Bagian lirik "Kokoro ni sasatta mama no kizu wo, Tazusaete hibi wa tsuzuite yuku" (Hari-hari berlanjut dengan membawa luka, yang masih menancap di dalam hatiku) secara gamblang menunjukkan bahwa luka ini tidak bisa dihilangkan. Sebaliknya, luka itu menjadi bagian dari dirinya, menemani setiap langkah dan hari-harinya. Ia bahkan tidak berani mencabut luka itu karena takut akan kehancuran yang lebih besar.
Perasaan ini semakin diperkuat dengan lirik "Ame hare kumori, Shunkashuutou, 365 nichi, Dore mo kimi ga yadoru" (Cuaca hujan, cerah, dan berawan, Musim semi hingga musim dingin, dalam 365 hari, Kau hidup di semua waktu itu). Ini bukan hanya tentang hari, tapi tentang setiap momen dalam setahun, di mana bayangan orang yang dicintai selalu hadir.
Hubungan Lagu dengan Anime Given
Bagi kamu yang mengikuti anime Given, lagu "Kizuato" memiliki makna yang sangat kuat dan mendalam. Lirik-liriknya terasa seperti nyanyian hati Mafuyu, karakter utama yang kehilangan pacarnya, Yuki, karena bunuh diri.

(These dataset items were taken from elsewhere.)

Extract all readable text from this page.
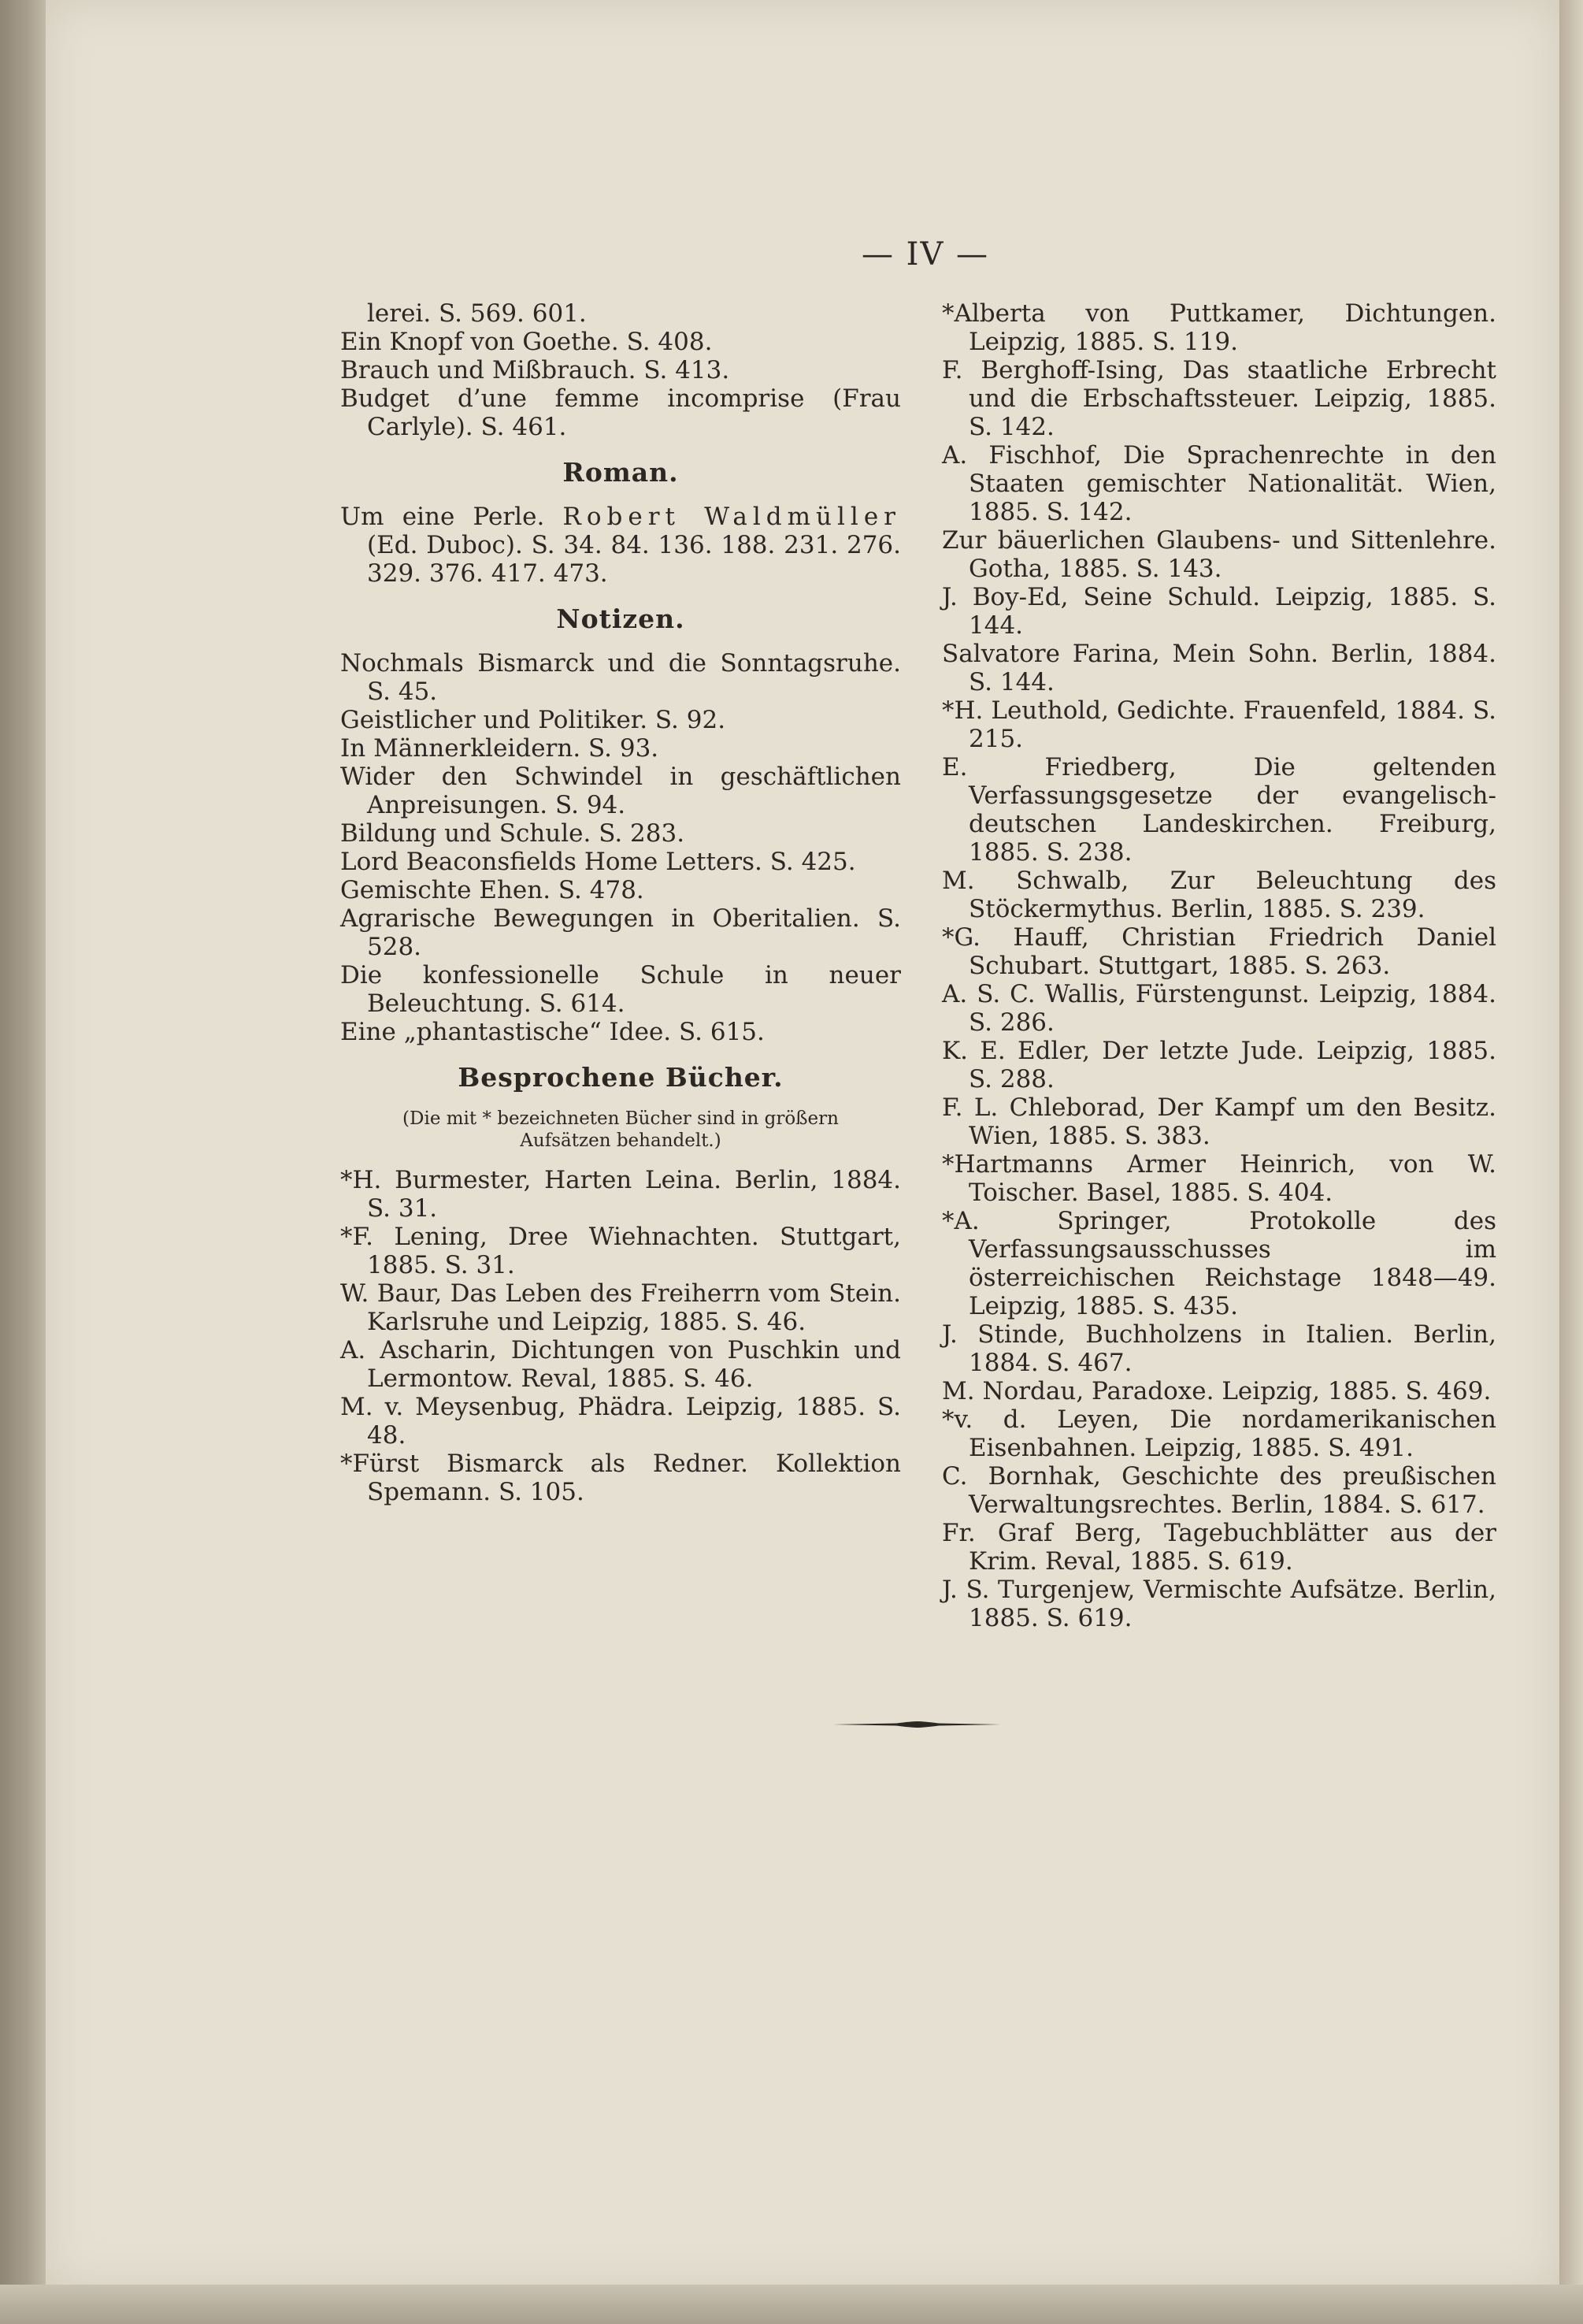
— IV —

lerei. S. 569. 601.

Ein Knopf von Goethe. S. 408.

Brauch und Mißbrauch. S. 413.

Budget d’une femme incomprise (Frau Carlyle). S. 461.

Roman.

Um eine Perle. Robert Waldmüller (Ed. Duboc). S. 34. 84. 136. 188. 231. 276. 329. 376. 417. 473.

Notizen.

Nochmals Bismarck und die Sonntagsruhe. S. 45.

Geistlicher und Politiker. S. 92.

In Männerkleidern. S. 93.

Wider den Schwindel in geschäftlichen Anpreisungen. S. 94.

Bildung und Schule. S. 283.

Lord Beaconsfields Home Letters. S. 425.

Gemischte Ehen. S. 478.

Agrarische Bewegungen in Oberitalien. S. 528.

Die konfessionelle Schule in neuer Beleuchtung. S. 614.

Eine „phantastische“ Idee. S. 615.

Besprochene Bücher.
(Die mit * bezeichneten Bücher sind in größern Aufsätzen behandelt.)

*H. Burmester, Harten Leina. Berlin, 1884. S. 31.

*F. Lening, Dree Wiehnachten. Stuttgart, 1885. S. 31.

W. Baur, Das Leben des Freiherrn vom Stein. Karlsruhe und Leipzig, 1885. S. 46.

A. Ascharin, Dichtungen von Puschkin und Lermontow. Reval, 1885. S. 46.

M. v. Meysenbug, Phädra. Leipzig, 1885. S. 48.

*Fürst Bismarck als Redner. Kollektion Spemann. S. 105.

*Alberta von Puttkamer, Dichtungen. Leipzig, 1885. S. 119.

F. Berghoff-Ising, Das staatliche Erbrecht und die Erbschaftssteuer. Leipzig, 1885. S. 142.

A. Fischhof, Die Sprachenrechte in den Staaten gemischter Nationalität. Wien, 1885. S. 142.

Zur bäuerlichen Glaubens- und Sittenlehre. Gotha, 1885. S. 143.

J. Boy-Ed, Seine Schuld. Leipzig, 1885. S. 144.

Salvatore Farina, Mein Sohn. Berlin, 1884. S. 144.

*H. Leuthold, Gedichte. Frauenfeld, 1884. S. 215.

E. Friedberg, Die geltenden Verfassungsgesetze der evangelisch-deutschen Landeskirchen. Freiburg, 1885. S. 238.

M. Schwalb, Zur Beleuchtung des Stöckermythus. Berlin, 1885. S. 239.

*G. Hauff, Christian Friedrich Daniel Schubart. Stuttgart, 1885. S. 263.

A. S. C. Wallis, Fürstengunst. Leipzig, 1884. S. 286.

K. E. Edler, Der letzte Jude. Leipzig, 1885. S. 288.

F. L. Chleborad, Der Kampf um den Besitz. Wien, 1885. S. 383.

*Hartmanns Armer Heinrich, von W. Toischer. Basel, 1885. S. 404.

*A. Springer, Protokolle des Verfassungsausschusses im österreichischen Reichstage 1848—49. Leipzig, 1885. S. 435.

J. Stinde, Buchholzens in Italien. Berlin, 1884. S. 467.

M. Nordau, Paradoxe. Leipzig, 1885. S. 469.

*v. d. Leyen, Die nordamerikanischen Eisenbahnen. Leipzig, 1885. S. 491.

C. Bornhak, Geschichte des preußischen Verwaltungsrechtes. Berlin, 1884. S. 617.

Fr. Graf Berg, Tagebuchblätter aus der Krim. Reval, 1885. S. 619.

J. S. Turgenjew, Vermischte Aufsätze. Berlin, 1885. S. 619.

Lirik "Aku mengambil nafasmu sebagai ganti milikku... Aku mengambil jantungmu sebagai ganti milikku. Kau menjadi diriku dan aku pun menjadi dirimu" adalah bagian yang paling emosional dan secara langsung berhubungan dengan cerita di anime. Mafuyu merasa bahwa bagian dari dirinya telah mati bersama Yuki, dan ia kini "menghidupkan" kembali Yuki melalui dirinya sendiri dan musiknya. Lagu ini adalah representasi sempurna dari perasaan hancur dan harapan yang ada di tengah duka.
Pesan Moral di Balik Luka
Meskipun terdengar sedih, "Kizuato" juga membawa pesan yang menyentuh. Ia mengajarkan kita bahwa duka adalah bagian dari mencintai. Luka yang ditinggalkan bukan hanya tentang rasa sakit, tapi juga bukti dari kedalaman ikatan yang pernah ada.

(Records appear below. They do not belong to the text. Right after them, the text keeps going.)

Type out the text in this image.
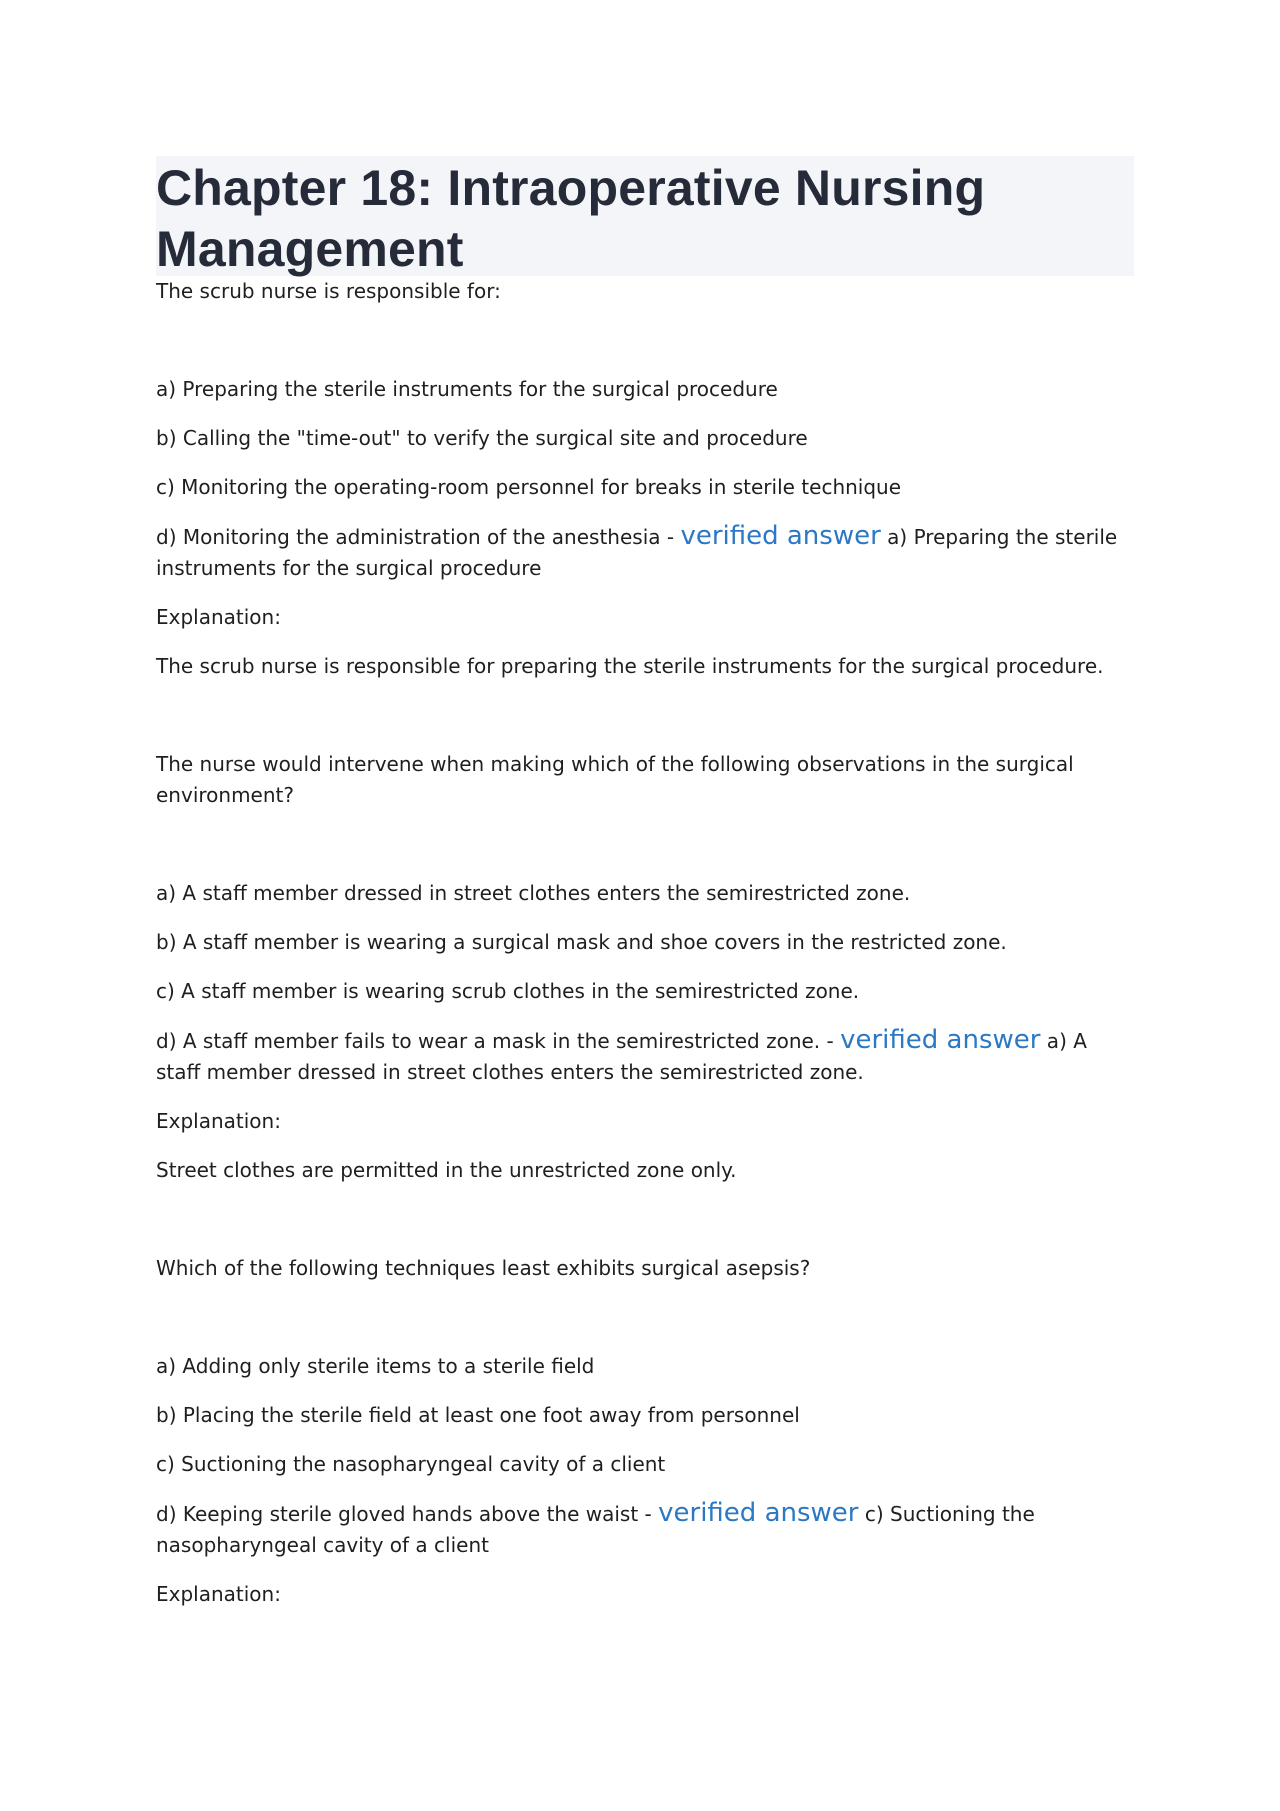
Chapter 18: Intraoperative Nursing Management

The scrub nurse is responsible for:

a) Preparing the sterile instruments for the surgical procedure

b) Calling the "time-out" to verify the surgical site and procedure

c) Monitoring the operating-room personnel for breaks in sterile technique

d) Monitoring the administration of the anesthesia - verified answer a) Preparing the sterile instruments for the surgical procedure

Explanation:

The scrub nurse is responsible for preparing the sterile instruments for the surgical procedure.

The nurse would intervene when making which of the following observations in the surgical environment?

a) A staff member dressed in street clothes enters the semirestricted zone.

b) A staff member is wearing a surgical mask and shoe covers in the restricted zone.

c) A staff member is wearing scrub clothes in the semirestricted zone.

d) A staff member fails to wear a mask in the semirestricted zone. - verified answer a) A staff member dressed in street clothes enters the semirestricted zone.

Explanation:

Street clothes are permitted in the unrestricted zone only.

Which of the following techniques least exhibits surgical asepsis?

a) Adding only sterile items to a sterile field

b) Placing the sterile field at least one foot away from personnel

c) Suctioning the nasopharyngeal cavity of a client

d) Keeping sterile gloved hands above the waist - verified answer c) Suctioning the nasopharyngeal cavity of a client

Explanation:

Lagu ini menunjukkan bagaimana seseorang bisa memilih untuk tidak lari dari luka, melainkan menerimanya dan menjadikannya bagian dari dirinya. Alih-alih melupakan, ia justru "menyelam lebih dalam" dan menjaga kenangan itu, menjadikan orang yang dicintai sebagai bagian dari kehidupannya yang sekarang.
Penutup: Lagu untuk Menyembuhkan Hati
"Kizuato" dari Centimillimental adalah sebuah mahakarya yang berhasil merangkum kompleksitas duka. Lagu ini bukan hanya untuk mereka yang mengerti bahasa Jepang atau penggemar anime, tapi untuk semua orang yang pernah merasakan kehilangan.

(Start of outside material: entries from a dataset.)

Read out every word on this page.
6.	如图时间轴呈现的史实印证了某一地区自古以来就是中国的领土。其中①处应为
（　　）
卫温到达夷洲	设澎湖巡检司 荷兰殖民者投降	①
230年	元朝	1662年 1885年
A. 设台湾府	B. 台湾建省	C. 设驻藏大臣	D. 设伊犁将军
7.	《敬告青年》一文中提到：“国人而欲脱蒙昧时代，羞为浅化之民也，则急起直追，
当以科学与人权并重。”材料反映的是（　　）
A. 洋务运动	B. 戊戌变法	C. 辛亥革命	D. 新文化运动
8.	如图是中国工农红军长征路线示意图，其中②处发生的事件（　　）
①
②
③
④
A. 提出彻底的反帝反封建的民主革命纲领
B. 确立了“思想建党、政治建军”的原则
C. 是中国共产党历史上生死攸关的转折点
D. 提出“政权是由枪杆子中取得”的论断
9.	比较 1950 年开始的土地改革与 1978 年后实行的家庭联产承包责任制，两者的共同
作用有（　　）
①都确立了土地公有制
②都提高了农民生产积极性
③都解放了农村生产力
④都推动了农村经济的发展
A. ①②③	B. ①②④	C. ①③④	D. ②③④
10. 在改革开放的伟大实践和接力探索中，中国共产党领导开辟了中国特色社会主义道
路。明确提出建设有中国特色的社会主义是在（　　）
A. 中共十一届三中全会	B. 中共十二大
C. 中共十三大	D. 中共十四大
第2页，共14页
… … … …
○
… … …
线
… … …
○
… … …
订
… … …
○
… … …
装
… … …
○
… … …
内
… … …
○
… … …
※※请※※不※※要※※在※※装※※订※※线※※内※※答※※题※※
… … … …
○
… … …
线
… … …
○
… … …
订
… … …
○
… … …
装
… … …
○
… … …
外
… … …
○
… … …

Lagu ini adalah pengingat bahwa tidak apa-apa untuk merasakan sakit, dan bahwa kenangan indah dari orang yang kita cintai akan selamanya menjadi bagian dari diri kita. Luka bisa menjadi kekuatan, dan kenangan bisa menjadi cara untuk terus hidup.
Posting Komentar untuk "Lirik Lagu Kizuato - Centimillimental: Terjemahan, Makna, dan Kisah Dibaliknya"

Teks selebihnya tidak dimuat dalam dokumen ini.